Banyak yang tewas dalam penerjunan itu, sebagian karena pengelabuhan dari Falintil dan sebagian tropas (pasukan Portugis) sukses. 

Sebelum penerjunan dilakukan, personel intelijen telah disusupkan untuk mengumpulkan dan menganalisis data serta menggalang. Di antara satuan itu adalah Intai Amfibi Korps Marinir TNI AL dan Kopassus TNI AD (saat masih bernama Kopassandha TNI AD). 

"Buat danjen dan prajurit sini. Kami sudah 'jauh'. Kita masih bisa berdiri. Saya terharu kenapa begini. Padahal yang lain sudah pergi. Itulah hidup," kata Pandjaitan, yang namanya sebanyak 66 kali disebut-sebut dalam rekaman suara pembicaraan Ketua DPR, Setya Novanto, pengusaha M Riza Chalid, dan Presiden Direktur PT Freeport Indonesia, Maroef Sjamsoeddin. 

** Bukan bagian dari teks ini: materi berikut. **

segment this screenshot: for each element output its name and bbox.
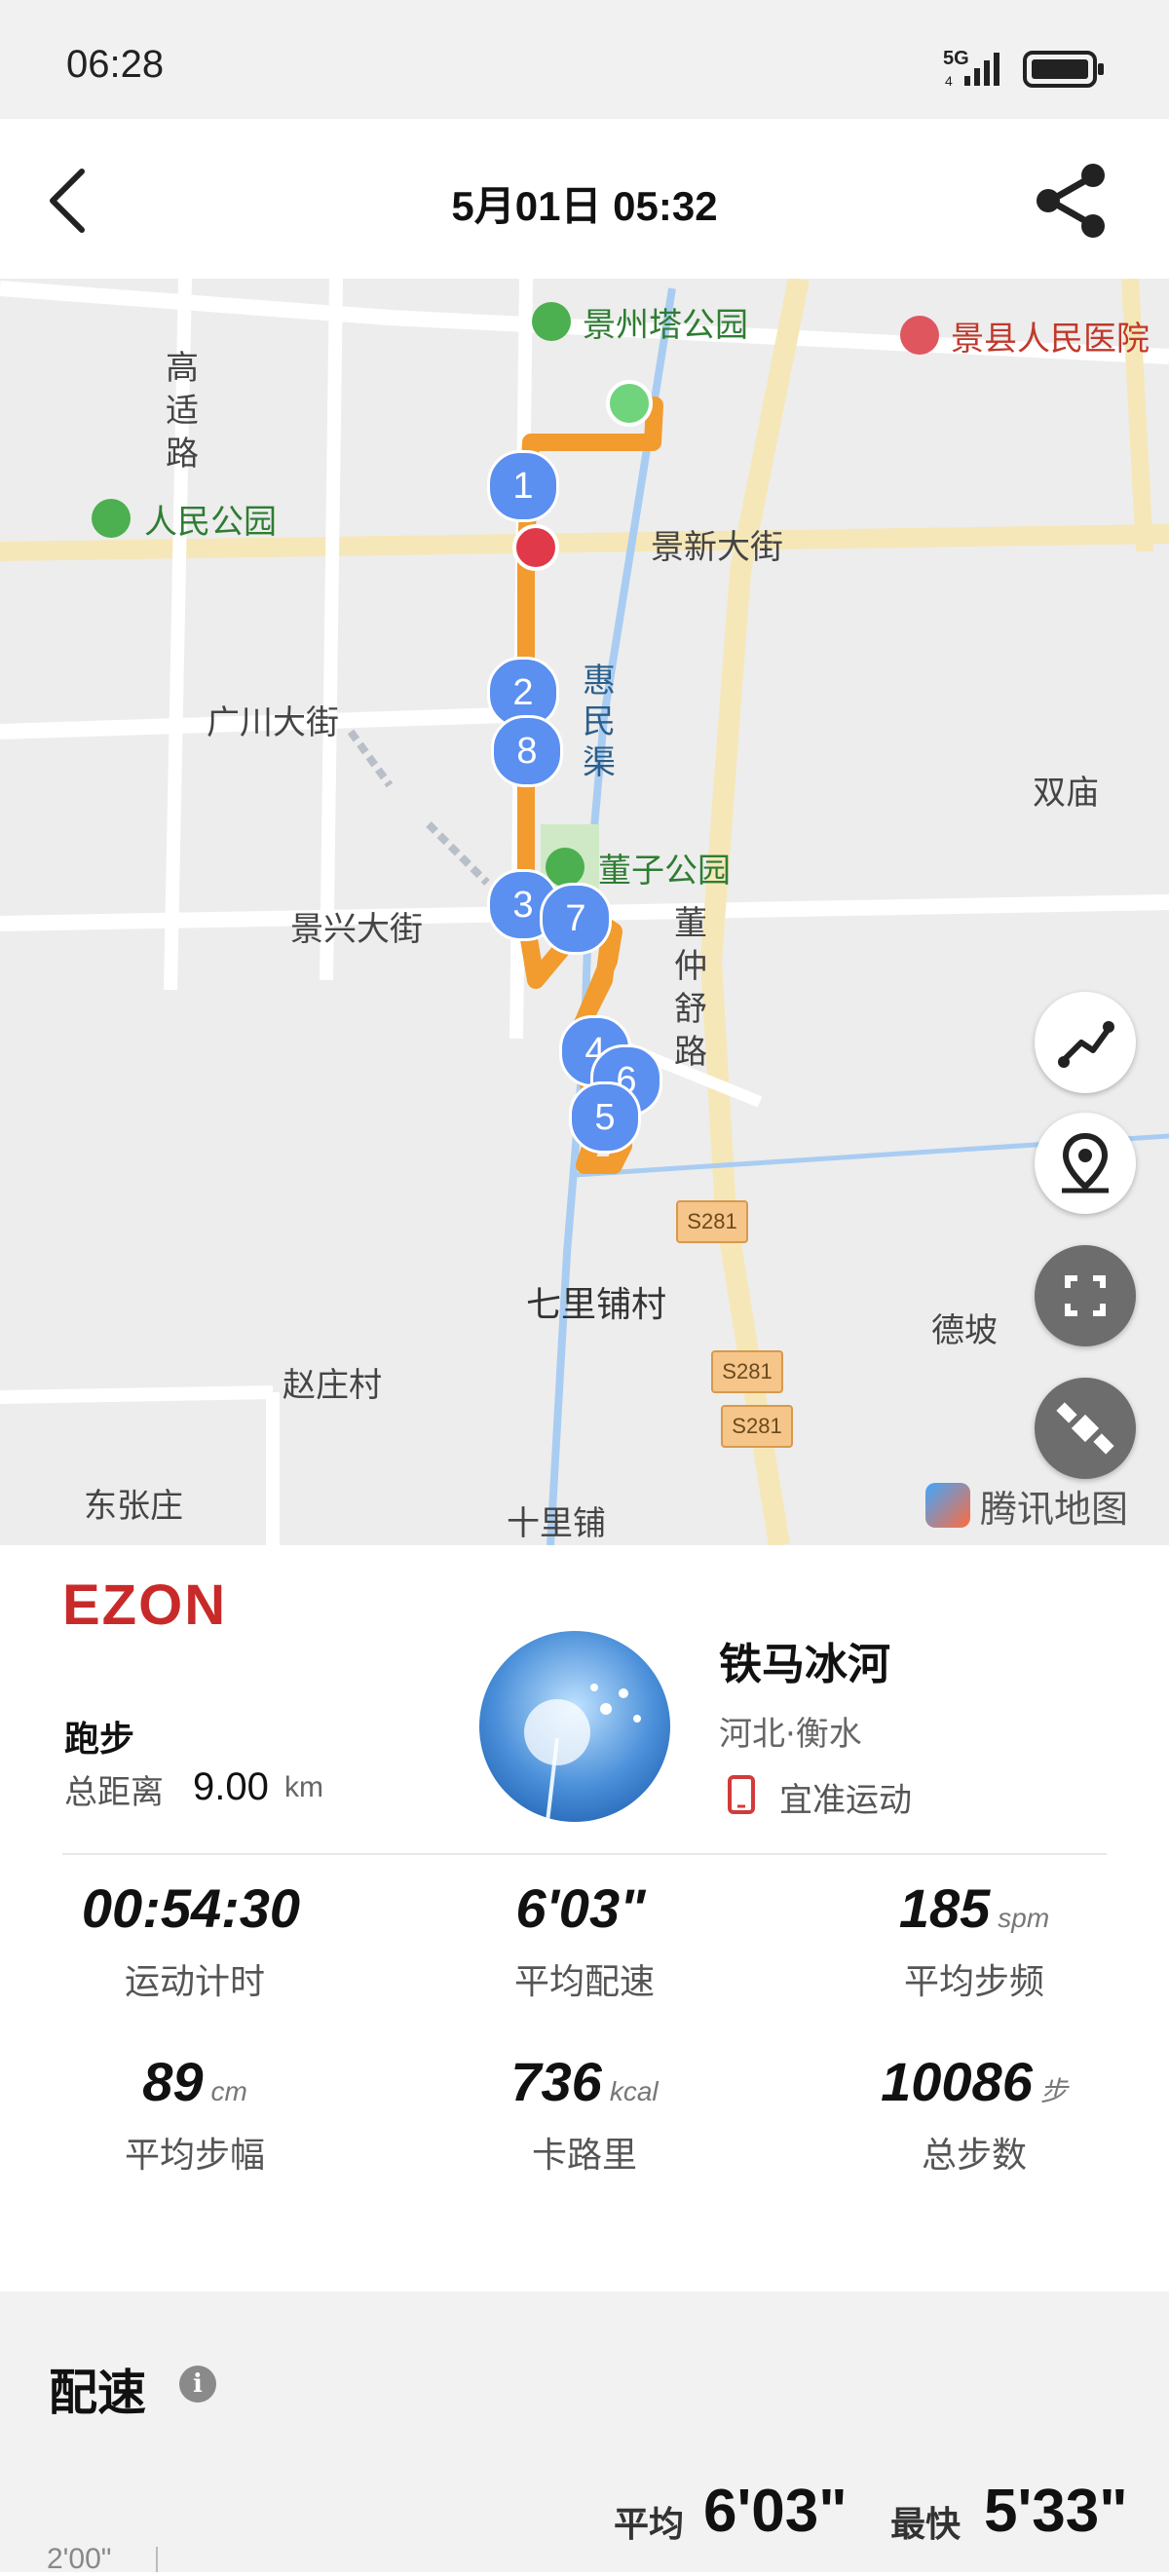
status-time: 06:28 xyxy=(66,43,165,86)
pace-section: 配速 i 平均 6'03" 最快 5'33" 2'00" xyxy=(0,2292,1169,2575)
stat-label: 平均步幅 xyxy=(124,2136,265,2176)
pace-axis-line xyxy=(156,2547,158,2572)
km-marker[interactable]: 8 xyxy=(491,715,563,787)
distance-unit: km xyxy=(284,1771,323,1803)
device-label: 宜准运动 xyxy=(779,1781,912,1820)
stat-label: 运动计时 xyxy=(124,1962,265,2002)
stat-unit: 步 xyxy=(1039,2076,1068,2106)
attribution-label: 腾讯地图 xyxy=(980,1488,1129,1531)
page-title: 5月01日 05:32 xyxy=(451,183,718,229)
pace-best-value: 5'33" xyxy=(984,2478,1128,2545)
highway-shield: S281 xyxy=(676,1200,748,1243)
phone-icon xyxy=(727,1775,756,1818)
pace-avg-label: 平均 xyxy=(614,2505,685,2545)
stat-stride: 89 cm 平均步幅 xyxy=(0,2050,390,2178)
stat-label: 总步数 xyxy=(921,2136,1027,2176)
tencent-map-logo-icon xyxy=(925,1483,970,1528)
stat-value: 10086 xyxy=(881,2051,1033,2112)
distance-label: 总距离 xyxy=(64,1773,164,1812)
network-sub: 4 xyxy=(945,73,953,89)
road-label-gaoshi: 高适路 xyxy=(166,349,199,474)
park-icon xyxy=(532,302,571,341)
river-label: 惠民渠 xyxy=(583,662,616,782)
road-label-jingxin: 景新大街 xyxy=(651,528,783,567)
satellite-button[interactable] xyxy=(1035,1378,1136,1479)
fullscreen-button[interactable] xyxy=(1035,1245,1136,1346)
location-button[interactable] xyxy=(1035,1113,1136,1214)
sport-type: 跑步 xyxy=(64,1720,135,1760)
highway-shield: S281 xyxy=(721,1405,793,1448)
poi-label: 董子公园 xyxy=(598,852,731,890)
stat-cadence: 185 spm 平均步频 xyxy=(779,1876,1169,2004)
pace-best-label: 最快 xyxy=(890,2505,962,2545)
pace-axis-label: 2'00" xyxy=(47,2543,112,2575)
place-label-qilipucun: 七里铺村 xyxy=(526,1285,667,1325)
stat-unit: kcal xyxy=(609,2076,659,2106)
distance-value: 9.00 xyxy=(193,1765,269,1808)
pace-avg-value: 6'03" xyxy=(703,2478,848,2545)
stat-value: 00:54:30 xyxy=(81,1877,301,1939)
route-map[interactable]: 高适路 景新大街 广川大街 景兴大街 董仲舒路 惠民渠 双庙 七里铺村 德坡 赵… xyxy=(0,279,1169,1545)
signal-icon: 5G 4 xyxy=(943,47,1011,94)
start-marker[interactable] xyxy=(606,380,653,427)
stat-avg-pace: 6'03" 平均配速 xyxy=(390,1876,779,2004)
poi-label: 人民公园 xyxy=(144,503,277,542)
stat-value: 185 xyxy=(898,1877,991,1939)
stat-label: 卡路里 xyxy=(531,2136,637,2176)
stat-label: 平均配速 xyxy=(513,1962,655,2002)
stat-value: 6'03" xyxy=(515,1877,646,1939)
stat-unit: cm xyxy=(210,2076,247,2106)
park-icon xyxy=(92,499,131,538)
place-label-shilipu: 十里铺 xyxy=(507,1504,606,1543)
network-type: 5G xyxy=(943,48,969,69)
place-label-depo: 德坡 xyxy=(931,1311,998,1350)
pace-title: 配速 xyxy=(49,2365,146,2421)
brand-logo: EZON xyxy=(62,1573,228,1637)
stat-value: 736 xyxy=(510,2051,602,2112)
km-marker[interactable]: 5 xyxy=(569,1081,641,1154)
poi-label: 景州塔公园 xyxy=(583,306,748,345)
expand-icon xyxy=(1065,1275,1106,1316)
stat-value: 89 xyxy=(142,2051,204,2112)
end-marker[interactable] xyxy=(512,524,559,571)
divider xyxy=(62,1853,1107,1855)
location-pin-icon xyxy=(1062,1132,1109,1193)
km-marker[interactable]: 7 xyxy=(540,883,612,955)
stat-label: 平均步频 xyxy=(903,1962,1044,2002)
status-bar: 06:28 5G 4 xyxy=(0,0,1169,119)
road-label-dongzhongshu: 董仲舒路 xyxy=(674,904,707,1072)
satellite-icon xyxy=(1056,1402,1114,1455)
place-label-shuangmiao: 双庙 xyxy=(1033,774,1099,813)
road-label-guangchuan: 广川大街 xyxy=(207,703,339,742)
km-marker[interactable]: 1 xyxy=(487,450,559,522)
route-playback-button[interactable] xyxy=(1035,992,1136,1093)
share-button[interactable] xyxy=(1033,162,1111,240)
stat-steps: 10086 步 总步数 xyxy=(779,2050,1169,2178)
place-label-dongzhangzhuang: 东张庄 xyxy=(84,1487,183,1526)
app-header: 5月01日 05:32 xyxy=(0,119,1169,279)
user-location: 河北·衡水 xyxy=(719,1715,862,1754)
stats-grid: 00:54:30 运动计时 6'03" 平均配速 185 spm 平均步频 89 c… xyxy=(0,1876,1169,2266)
user-name: 铁马冰河 xyxy=(719,1640,890,1689)
place-label-zhaozhuangcun: 赵庄村 xyxy=(283,1366,382,1405)
highway-shield: S281 xyxy=(711,1350,783,1393)
hospital-icon xyxy=(900,316,939,355)
stat-unit: spm xyxy=(998,1903,1050,1933)
battery-icon xyxy=(1023,51,1107,94)
share-icon xyxy=(1037,164,1105,238)
info-icon[interactable]: i xyxy=(179,2366,216,2403)
route-icon xyxy=(1058,1021,1114,1068)
poi-label: 景县人民医院 xyxy=(951,320,1150,359)
stat-calories: 736 kcal 卡路里 xyxy=(390,2050,779,2178)
road-label-jingxing: 景兴大街 xyxy=(290,910,423,949)
avatar[interactable] xyxy=(479,1631,670,1822)
stat-duration: 00:54:30 运动计时 xyxy=(0,1876,390,2004)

Pandjaitan menceritakan, saat itu bersama pasukan Kopassus ingin melaksanakan pembuka Operasi Seroja di Dili. Dia mengingat perintah Komandan Grup Satu Nanggala V, kini Letnan Jenderal TNI (Purnawirawan) Sugito, yang harus berangkat untuk operasi penerjunan sebagai pembuka Operasi Militer Seroja. 

Pandjaitan ditunjuk sebagai Komandan Kompi A. "Saya tidak akan pernah mencederai janji saya sebagai prajurit baret merah," katanya. Pandjaitan juga komandan pertama Satuan 81 Gultor.

Dalam sambutannya itu, dia sempat mengusap wajahnya lantaran meneteskan air mata. "Maaf saya terharu sejenak. Saya bisa begini karena Pak Sugito. Karena prajurit-prajurit kita tangguh," ujar dia.

Diceritakan dia, operasi militer ini penuh kenangan. Ada prajurit yang gugur kena tembak kelompok Freetilin Timor-Timur. Selain itu, saat berada dalam pesawat menuju Dili, prajurit tidak bisa buang air besar dan kecil.

"Perjalanan begitu cepat, saya masih ingat pimpinan Pak Sugito baru datang dari Kupang terima perintah. Namun, skenario berubah," kata dia.

Luhut yang termasuk dalam salah satu anggota Satgas Nanggala V Kopassandha mengenang sulitnya perjuangan saat menjalankan operasi penerjunan Kota Dili pada 7 Desember 1975.

"Satu hal yang ingin saya ungkapkan, spirit dari teman-teman yang hadir di sini tidak bisa kita lupakan. Saya sendiri merupakan salah satu yang merasa tidak tahu apa yang akan terjadi besok," kata dia.

Pandjaitan yang pada saat itu berpangkat letnan satu infantri menceritakan, operasi dilakukan dengan persiapan minim dan anggota pasukan yang kelelahan.

Lebih lagi, operasi penerjunan yang membuka Operasi Seroja tersebut dilakukan dengan perubahan skenario dari yang direncanakan sejak awal.

Kendati demikian, operasi tersebut berhasil diselesaikan dalam waktu tiga jam setelah penerbangan dengan menguasai tiga sasaran utama yakni pusat pemerintahan, pelabuhan, dan landasan terbang.

Menurut dia, operasi ini tidak mungkin akan dirasakan oleh prajurit TNI era-globalisasi. Dia berpesan pada prajurit Kopassus TNI AD agar menjaga kehormatan pasukan Baret Merah.

Sebanyak 13 orang gugur dan lima orang hilang dalam operasi itu.